Maria Teresa Cruz
No dia 14 de fevereiro de 2023, pouco depois das 10h, uma comerciante recebeu uma mensagem de um conhecido, informando que o estabelecimento dela havia sido invadido por policiais. Nesta data, a Maré viveu mais um dia de operação com a presença da Polícia Civil e Polícia Militar. A profissional foi até o local e encontrou tudo revirado.
“Vi uma cena de terror! Tudo o que conquistei com muito suor foi destruído. Quebraram a porta, armário, teto de PVC, geladeira, jogaram meus materiais de trabalho na rua. Minhas espreguiçadeiras quebradas, e o estoque de guaraná, coca-cola, entre outras bebidas, tomaram tudo. Levaram o som, a sanduicheira, e alguns produtos de bronzeamento”, relata.
Esse testemunho retrata parte dos dados sobre operações policiais de 2023, disponíveis no 8° Boletim Direito à Segurança Pública e Acesso à Justiça na Maré, lançado no último dia 14 de junho. O documento é feito pelo projeto De olho na Maré, que integra o eixo Direito à Segurança Pública e Acesso à Justiça, da Redes da Maré.
Campeão de denúncias
Foram registradas 211 violações de direitos dos moradores nas 34 operações ocorridas no ano passado. A campeã foi justamente a que ilustra a história, que abre a reportagem: invasão de domicílio.
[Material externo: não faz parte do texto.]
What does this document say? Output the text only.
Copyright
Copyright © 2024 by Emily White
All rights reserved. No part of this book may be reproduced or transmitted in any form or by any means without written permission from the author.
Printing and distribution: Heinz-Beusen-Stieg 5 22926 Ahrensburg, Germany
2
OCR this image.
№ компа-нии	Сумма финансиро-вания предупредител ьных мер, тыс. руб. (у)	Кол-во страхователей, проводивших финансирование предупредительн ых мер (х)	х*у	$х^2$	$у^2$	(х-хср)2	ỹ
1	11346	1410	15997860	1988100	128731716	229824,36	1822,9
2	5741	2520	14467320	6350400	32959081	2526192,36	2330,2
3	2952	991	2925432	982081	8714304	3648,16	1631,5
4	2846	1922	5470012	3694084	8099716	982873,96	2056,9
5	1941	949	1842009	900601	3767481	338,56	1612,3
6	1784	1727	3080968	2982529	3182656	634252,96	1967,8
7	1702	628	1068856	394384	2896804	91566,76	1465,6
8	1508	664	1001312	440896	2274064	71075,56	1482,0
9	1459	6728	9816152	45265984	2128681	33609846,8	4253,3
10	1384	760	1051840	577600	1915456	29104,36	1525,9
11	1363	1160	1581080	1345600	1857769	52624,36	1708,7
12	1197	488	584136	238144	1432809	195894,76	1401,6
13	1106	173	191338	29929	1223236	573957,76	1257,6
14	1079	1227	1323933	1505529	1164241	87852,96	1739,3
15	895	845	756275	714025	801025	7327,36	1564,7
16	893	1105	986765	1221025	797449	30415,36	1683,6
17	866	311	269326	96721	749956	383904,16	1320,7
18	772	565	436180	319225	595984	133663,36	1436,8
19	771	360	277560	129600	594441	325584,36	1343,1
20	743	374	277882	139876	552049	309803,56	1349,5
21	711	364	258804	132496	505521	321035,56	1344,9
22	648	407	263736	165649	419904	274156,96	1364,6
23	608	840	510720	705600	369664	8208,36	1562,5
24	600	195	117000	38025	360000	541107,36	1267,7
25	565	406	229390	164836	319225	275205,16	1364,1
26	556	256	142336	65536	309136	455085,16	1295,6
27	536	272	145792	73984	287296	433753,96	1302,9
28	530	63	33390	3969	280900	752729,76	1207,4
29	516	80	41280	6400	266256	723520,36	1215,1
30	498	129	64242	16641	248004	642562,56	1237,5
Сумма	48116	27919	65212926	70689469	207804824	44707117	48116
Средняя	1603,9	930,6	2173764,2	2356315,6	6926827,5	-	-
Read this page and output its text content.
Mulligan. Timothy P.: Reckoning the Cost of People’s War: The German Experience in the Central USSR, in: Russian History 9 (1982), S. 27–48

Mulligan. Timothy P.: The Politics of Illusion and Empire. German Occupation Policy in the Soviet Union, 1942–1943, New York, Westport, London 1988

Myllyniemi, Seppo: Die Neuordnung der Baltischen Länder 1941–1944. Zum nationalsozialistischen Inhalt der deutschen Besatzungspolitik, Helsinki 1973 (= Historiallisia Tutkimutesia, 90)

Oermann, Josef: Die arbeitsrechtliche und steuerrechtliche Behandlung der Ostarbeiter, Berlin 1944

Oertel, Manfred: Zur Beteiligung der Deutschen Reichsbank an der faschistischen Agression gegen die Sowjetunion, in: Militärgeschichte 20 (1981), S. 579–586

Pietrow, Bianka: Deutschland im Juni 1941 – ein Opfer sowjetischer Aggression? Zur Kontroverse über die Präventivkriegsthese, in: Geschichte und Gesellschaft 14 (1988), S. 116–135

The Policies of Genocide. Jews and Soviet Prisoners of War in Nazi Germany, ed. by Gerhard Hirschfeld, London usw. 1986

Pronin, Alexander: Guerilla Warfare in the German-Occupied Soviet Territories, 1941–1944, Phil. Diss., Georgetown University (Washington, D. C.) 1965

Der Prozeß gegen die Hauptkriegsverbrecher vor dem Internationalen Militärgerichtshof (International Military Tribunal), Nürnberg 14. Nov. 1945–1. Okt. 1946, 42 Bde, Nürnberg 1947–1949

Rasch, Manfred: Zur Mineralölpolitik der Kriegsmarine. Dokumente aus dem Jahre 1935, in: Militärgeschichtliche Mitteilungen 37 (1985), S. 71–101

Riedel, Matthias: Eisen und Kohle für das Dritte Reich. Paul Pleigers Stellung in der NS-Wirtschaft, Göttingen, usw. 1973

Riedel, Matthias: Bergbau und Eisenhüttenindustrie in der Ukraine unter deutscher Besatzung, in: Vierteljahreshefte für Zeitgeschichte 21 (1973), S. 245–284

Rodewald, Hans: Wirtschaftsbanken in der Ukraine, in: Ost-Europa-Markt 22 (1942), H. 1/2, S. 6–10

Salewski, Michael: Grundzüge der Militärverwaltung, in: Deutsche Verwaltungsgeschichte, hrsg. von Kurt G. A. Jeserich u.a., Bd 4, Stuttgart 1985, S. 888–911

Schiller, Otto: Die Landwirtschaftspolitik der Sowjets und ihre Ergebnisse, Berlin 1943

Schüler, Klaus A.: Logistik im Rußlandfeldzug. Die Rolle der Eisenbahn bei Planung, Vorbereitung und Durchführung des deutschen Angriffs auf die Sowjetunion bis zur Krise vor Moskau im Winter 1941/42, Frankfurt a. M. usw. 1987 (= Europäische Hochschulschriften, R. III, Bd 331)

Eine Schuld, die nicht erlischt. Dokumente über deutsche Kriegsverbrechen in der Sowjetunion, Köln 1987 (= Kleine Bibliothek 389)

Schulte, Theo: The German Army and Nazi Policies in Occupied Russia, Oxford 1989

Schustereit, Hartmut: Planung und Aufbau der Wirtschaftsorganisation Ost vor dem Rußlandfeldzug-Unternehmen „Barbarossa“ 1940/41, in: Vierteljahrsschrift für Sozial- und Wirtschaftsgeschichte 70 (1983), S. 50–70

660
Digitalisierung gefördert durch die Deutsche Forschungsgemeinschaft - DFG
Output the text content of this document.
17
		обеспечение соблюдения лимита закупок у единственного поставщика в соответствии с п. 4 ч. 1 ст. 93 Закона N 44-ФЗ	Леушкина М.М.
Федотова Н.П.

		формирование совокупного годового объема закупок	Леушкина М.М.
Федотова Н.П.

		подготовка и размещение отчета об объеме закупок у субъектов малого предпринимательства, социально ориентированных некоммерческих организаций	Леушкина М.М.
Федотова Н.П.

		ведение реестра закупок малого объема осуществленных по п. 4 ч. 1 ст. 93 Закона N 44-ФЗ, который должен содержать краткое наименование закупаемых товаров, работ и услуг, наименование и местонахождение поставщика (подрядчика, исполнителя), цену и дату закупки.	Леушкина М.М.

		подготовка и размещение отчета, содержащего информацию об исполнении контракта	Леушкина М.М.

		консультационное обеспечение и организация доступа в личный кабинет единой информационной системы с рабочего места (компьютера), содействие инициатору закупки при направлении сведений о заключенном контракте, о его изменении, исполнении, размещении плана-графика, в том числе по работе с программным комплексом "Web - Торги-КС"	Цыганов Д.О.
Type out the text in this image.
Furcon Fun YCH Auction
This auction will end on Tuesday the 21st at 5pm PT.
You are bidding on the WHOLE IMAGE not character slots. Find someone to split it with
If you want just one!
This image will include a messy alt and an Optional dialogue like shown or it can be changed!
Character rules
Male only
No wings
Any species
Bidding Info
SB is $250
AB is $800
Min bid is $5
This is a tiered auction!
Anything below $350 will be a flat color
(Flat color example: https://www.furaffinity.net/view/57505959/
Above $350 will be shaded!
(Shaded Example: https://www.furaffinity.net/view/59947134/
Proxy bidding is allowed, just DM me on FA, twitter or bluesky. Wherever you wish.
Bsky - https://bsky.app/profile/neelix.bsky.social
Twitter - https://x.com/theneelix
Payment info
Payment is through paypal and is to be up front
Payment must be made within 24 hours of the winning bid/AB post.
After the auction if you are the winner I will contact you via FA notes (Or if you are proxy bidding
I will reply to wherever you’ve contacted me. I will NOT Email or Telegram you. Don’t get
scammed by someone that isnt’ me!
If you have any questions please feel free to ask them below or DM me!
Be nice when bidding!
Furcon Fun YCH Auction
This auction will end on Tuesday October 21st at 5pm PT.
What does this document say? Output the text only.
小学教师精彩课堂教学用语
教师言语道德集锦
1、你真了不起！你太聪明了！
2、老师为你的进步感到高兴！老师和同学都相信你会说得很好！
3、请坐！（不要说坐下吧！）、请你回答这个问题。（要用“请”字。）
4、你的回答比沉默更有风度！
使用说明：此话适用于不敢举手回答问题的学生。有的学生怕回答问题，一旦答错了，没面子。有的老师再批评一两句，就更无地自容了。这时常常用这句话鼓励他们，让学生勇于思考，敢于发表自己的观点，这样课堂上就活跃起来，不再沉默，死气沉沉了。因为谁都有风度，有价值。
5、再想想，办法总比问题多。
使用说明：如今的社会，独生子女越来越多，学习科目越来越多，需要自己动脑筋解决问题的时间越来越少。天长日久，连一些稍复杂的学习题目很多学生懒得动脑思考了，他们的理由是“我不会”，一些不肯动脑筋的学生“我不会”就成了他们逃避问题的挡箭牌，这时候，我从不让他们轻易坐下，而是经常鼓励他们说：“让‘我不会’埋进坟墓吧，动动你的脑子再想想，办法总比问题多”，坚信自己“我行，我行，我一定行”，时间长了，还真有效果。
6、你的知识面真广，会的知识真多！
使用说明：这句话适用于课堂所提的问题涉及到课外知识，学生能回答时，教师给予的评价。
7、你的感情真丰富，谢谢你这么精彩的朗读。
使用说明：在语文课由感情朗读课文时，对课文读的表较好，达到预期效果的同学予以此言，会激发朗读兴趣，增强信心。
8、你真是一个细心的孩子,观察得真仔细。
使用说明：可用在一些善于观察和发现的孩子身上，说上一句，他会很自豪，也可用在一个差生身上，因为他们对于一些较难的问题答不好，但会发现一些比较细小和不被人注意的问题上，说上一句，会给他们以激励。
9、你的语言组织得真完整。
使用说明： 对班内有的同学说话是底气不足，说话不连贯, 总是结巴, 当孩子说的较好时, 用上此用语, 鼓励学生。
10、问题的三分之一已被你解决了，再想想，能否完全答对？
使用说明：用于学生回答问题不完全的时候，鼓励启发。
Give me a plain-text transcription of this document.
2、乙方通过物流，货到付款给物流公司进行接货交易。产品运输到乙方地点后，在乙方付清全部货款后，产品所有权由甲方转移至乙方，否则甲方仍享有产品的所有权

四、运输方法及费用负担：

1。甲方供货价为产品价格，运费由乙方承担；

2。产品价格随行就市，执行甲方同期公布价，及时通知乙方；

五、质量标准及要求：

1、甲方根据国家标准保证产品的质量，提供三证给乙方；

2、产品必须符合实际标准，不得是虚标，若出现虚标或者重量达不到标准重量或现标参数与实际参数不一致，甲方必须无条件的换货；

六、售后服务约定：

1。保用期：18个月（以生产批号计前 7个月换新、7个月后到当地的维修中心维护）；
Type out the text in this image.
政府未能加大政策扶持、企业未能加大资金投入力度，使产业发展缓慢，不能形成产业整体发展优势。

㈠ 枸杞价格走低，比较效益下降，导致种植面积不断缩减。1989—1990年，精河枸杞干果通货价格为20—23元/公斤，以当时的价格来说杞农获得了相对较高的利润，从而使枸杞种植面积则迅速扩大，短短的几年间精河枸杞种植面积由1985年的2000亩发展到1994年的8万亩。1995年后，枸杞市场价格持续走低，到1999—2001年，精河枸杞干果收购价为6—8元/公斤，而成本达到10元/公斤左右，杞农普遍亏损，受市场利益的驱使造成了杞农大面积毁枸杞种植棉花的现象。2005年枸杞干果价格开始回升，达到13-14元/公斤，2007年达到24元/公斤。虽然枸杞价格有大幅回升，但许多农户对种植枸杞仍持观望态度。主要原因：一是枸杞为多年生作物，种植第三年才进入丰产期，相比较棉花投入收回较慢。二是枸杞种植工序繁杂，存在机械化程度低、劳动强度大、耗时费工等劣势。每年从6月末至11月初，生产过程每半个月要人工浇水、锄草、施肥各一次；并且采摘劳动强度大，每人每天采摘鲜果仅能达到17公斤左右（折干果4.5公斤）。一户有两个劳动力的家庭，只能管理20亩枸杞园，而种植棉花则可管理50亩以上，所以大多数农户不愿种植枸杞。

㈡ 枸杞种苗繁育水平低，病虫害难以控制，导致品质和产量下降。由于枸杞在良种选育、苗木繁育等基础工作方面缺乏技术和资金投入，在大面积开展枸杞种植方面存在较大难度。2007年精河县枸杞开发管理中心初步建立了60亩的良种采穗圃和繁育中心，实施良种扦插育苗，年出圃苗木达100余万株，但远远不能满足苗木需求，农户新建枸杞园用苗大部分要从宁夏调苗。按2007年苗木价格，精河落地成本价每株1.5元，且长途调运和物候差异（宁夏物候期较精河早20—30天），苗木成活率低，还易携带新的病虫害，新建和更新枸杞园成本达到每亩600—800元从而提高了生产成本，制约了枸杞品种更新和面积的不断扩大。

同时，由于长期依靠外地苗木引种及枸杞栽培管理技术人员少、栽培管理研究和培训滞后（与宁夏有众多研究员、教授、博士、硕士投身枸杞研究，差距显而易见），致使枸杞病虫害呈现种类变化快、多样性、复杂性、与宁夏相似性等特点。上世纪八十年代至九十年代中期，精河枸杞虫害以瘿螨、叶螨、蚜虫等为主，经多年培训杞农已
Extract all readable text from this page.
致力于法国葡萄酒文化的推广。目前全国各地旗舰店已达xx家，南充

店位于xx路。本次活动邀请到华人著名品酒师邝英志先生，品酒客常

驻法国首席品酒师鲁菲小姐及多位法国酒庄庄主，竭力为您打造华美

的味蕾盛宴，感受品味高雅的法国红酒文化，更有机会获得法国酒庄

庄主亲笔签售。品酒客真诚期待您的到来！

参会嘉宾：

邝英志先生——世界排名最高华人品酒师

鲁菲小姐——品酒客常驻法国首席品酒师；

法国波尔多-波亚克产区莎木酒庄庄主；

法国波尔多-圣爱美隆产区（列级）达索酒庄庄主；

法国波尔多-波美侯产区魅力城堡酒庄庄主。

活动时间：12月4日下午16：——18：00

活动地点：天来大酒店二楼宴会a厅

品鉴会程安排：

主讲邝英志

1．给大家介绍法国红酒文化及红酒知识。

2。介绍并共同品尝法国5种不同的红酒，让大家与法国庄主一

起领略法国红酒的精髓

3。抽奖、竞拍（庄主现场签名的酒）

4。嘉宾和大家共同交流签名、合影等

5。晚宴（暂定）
Dano ao patrimônio, furto de pertences e violência física e psicológica por parte dos agentes do Estado, também foram identificadas no relatório. Os dados anuais mostram que o desrespeito à Arguição de Descumprimento de Preceito Fundamental 635, ou ADPF das Favelas, não expressam casos pontuais, mas, sim, uma conduta do Estado.
No ano passado, a polícia descumpriu sistematicamente seis preceitos da ação. Um dos destaques foi a ausência no uso de câmeras corporais pelos agentes da segurança pública, importante dispositivo para combater ilegalidades durante as operações. Em 2023, somente em sete das 34 operações policiais, foi observado o uso de câmera de vídeo nos uniformes dos agentes.
5 perícias em oito anos
A ausência de perícia em situações de morte também chama a atenção e é problemática porque impacta diretamente a investigação: na questão do devido processo legal sobre o fato e uma eventual responsabilização do Estado sobre essa morte. Em nenhuma das oito mortes ocorridas foi realizada a perícia e, em quatro delas, houve indício de execução.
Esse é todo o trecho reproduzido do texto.